Linear Algebra in DeepLearning

Hello everyone,
Here are some of the mathematical topics I would like to share with you all.
Scalars, Vectors, Matrices & Tensors
Scalar: A single number (e.g., n∈N).
Vector: A 1D array (x=[x1,x2,…,xn]), represents points in space.
Matrix: A 2D array (A∈Rm×n), used in transformations.
Tensor: Generalized multi-dimensional arrays, essential for deep learning models.

Matrix Operations in ML & DL
Hadamard Product (A⊙B) → Element-wise multiplication (used in LSTMs, image processing).
Dot Product (x^T y) → Measures similarity (cosine similarity in NLP, embeddings).
Linear Equations (Ax=b) → Used in solving ML optimization problems.
Identity & Inverse Matrix: AA⁻¹=In, but A⁻¹ is avoided in ML due to numerical instability.

Norms & Distance Measures
L1 Norm (∥x∥1) → Sum of absolute values, used in sparse models & feature selection.
L2 Norm (∥x∥2) → Euclidean distance, used in regularization (Ridge Regression, weight decay in NN).
Max Norm (∥x∥∞) → Max absolute value, controls outliers in optimization.
Frobenius Norm → Measures matrix size, used in PCA & covariance matrices.

Special Matrices & ML Applications
Diagonal Matrix (Di,j=0,∀i≠j) → Efficient in computation.
Symmetric Matrix (A = A^T) → Used in covariance matrices.
Orthogonal Matrix (A−1=AT) → Important in eigen decomposition, PCA, SVD.
Unit Vector (∥x∥2=1) → Used in directional scaling.

Happy to share my understanding. Do connect if any doubt or want to share knowledge on the topic.
Best Regards,
Arif

7 Likes

Here is a thought:

It seems we use a “matrix” object either as

  • a 2-dimensional storage space of scalars (actually a tree of height 2, row first, column second, with scalars as leaves), similar to the usual multi-dimensional arrays that have been with us, with various indexing conventions, since early FORTRAN
  • a representation M of a linear transformation from a vector space to a vector space: x = M*y

The same of a “tensor” object, but the idea of using it as storage space is much more prevalent. A “tensor” object as a representation of a multilinear transformation that takes multiple vectors as input and produces another tensor or vector or scalar as output seems rare. In particular for example if the depth is storing the values of the R, G, B channels that would make no sense.

Also, old books:

5 Likes

@Arif, here is a warning about self-promotion in forum posts (Re: Code of Conduct).

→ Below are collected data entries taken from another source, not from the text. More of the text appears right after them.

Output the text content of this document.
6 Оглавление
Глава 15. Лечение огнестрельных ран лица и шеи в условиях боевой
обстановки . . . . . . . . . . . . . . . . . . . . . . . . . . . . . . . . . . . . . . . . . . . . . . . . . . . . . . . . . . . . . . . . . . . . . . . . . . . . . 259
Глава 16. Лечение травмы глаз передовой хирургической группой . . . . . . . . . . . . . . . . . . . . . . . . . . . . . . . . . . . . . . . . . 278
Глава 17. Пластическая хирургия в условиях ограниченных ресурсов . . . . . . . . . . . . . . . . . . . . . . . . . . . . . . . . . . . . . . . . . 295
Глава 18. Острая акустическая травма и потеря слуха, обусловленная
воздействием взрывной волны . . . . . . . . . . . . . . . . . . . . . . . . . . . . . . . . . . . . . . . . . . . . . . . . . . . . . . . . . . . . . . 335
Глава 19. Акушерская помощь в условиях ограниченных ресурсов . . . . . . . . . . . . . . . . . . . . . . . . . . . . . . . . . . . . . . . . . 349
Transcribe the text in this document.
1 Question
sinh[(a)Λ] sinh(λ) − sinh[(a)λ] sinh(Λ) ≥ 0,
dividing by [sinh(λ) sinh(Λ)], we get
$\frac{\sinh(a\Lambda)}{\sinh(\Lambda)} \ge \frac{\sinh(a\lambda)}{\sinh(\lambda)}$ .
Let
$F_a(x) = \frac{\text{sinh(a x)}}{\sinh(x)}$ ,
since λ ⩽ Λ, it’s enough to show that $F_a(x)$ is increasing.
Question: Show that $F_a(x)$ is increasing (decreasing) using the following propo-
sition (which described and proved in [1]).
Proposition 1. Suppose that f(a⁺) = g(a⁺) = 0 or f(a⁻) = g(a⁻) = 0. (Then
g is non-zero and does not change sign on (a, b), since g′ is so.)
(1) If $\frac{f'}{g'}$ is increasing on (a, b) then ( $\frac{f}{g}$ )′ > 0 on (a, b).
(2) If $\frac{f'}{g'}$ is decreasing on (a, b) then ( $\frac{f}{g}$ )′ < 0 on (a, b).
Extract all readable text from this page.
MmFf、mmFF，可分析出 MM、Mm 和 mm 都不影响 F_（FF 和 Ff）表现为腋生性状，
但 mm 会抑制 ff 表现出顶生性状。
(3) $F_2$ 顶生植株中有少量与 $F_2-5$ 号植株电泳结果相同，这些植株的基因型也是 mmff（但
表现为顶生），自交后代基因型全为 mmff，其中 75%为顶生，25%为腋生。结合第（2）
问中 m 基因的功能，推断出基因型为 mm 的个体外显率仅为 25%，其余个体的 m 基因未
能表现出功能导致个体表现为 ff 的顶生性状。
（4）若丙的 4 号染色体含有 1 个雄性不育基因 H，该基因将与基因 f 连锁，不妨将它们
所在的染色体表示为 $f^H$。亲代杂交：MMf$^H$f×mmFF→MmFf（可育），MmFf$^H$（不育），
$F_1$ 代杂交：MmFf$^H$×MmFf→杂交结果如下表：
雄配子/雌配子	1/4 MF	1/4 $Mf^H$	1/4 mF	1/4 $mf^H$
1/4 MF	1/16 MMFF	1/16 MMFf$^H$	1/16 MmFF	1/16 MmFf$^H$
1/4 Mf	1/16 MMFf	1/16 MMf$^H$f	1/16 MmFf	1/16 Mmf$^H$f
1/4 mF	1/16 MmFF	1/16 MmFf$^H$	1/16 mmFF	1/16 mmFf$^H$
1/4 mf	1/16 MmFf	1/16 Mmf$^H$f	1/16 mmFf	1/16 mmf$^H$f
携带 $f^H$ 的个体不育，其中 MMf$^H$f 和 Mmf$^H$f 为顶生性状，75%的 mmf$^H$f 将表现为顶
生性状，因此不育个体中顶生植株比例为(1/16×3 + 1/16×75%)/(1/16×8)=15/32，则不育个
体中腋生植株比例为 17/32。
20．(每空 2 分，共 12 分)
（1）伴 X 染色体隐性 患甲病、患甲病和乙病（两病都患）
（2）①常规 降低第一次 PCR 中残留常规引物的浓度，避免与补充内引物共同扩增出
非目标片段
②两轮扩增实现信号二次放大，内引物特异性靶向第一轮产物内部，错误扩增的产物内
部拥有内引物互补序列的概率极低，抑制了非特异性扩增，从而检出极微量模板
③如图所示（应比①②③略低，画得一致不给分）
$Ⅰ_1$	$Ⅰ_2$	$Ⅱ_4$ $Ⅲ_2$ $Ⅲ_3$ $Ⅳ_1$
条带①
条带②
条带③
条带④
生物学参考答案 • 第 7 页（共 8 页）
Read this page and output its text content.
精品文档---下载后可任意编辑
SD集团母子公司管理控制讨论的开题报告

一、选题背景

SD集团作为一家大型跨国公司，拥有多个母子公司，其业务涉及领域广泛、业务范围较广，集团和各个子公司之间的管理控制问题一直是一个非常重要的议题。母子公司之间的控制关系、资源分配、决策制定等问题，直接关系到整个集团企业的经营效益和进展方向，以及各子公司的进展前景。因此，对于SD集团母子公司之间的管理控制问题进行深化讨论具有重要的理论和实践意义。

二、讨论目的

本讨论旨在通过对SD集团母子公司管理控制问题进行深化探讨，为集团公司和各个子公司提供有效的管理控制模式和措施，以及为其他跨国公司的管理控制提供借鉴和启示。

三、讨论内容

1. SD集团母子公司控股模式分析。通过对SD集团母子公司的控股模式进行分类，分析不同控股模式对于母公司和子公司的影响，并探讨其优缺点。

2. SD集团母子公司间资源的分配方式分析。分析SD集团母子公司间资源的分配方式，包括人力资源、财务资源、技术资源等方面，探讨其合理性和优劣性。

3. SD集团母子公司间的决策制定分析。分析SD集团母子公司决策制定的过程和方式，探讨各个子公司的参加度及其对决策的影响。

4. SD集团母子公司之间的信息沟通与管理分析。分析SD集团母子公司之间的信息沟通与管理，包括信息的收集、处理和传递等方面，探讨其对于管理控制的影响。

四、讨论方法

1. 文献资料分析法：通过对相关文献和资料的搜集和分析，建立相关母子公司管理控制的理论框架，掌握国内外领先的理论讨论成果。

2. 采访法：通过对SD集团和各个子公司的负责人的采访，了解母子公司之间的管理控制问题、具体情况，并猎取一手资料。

I suppose we can survive a medium post :thinking:

Self-promotion would be “selling stuff”

I have no clue what any of that is. My challenge is to now go figure it out. :joy::saluting_face:

@AcesRwilD05, don’t be worried. As you move through the introductory courses, the information you need will be presented.

I was just sharing my understanding, with no intention of promotion. Nevertheless, I’ve removed the link. I appreciate you updating me on this.

1 Like

I do agree

@Tmosh, Thanks! Yes im getting to understand it much better so far in python for beginners with andrew. I was already taking another course with him when I found this one. It has been very helpful so far. Very intriguing stuff. A tad more sophisticated then the java script I remember as a kid. Lol

1 Like

I’m hoping for a future where we can use Julia, but currently we are in a different timeline :joy:

Scalar is just a natural number??

1 Like

Scalar is just a natural number??

Yes, it is a “value” with no further structure.

It could be a natural number (i.e. an integer >= 0), a real, a complex number etc.

See also this (where links to physics are brought in, too):

1 Like

Hi,

I’d like to get your advice on your job experience and the courses you’ve taken. Can you help me please?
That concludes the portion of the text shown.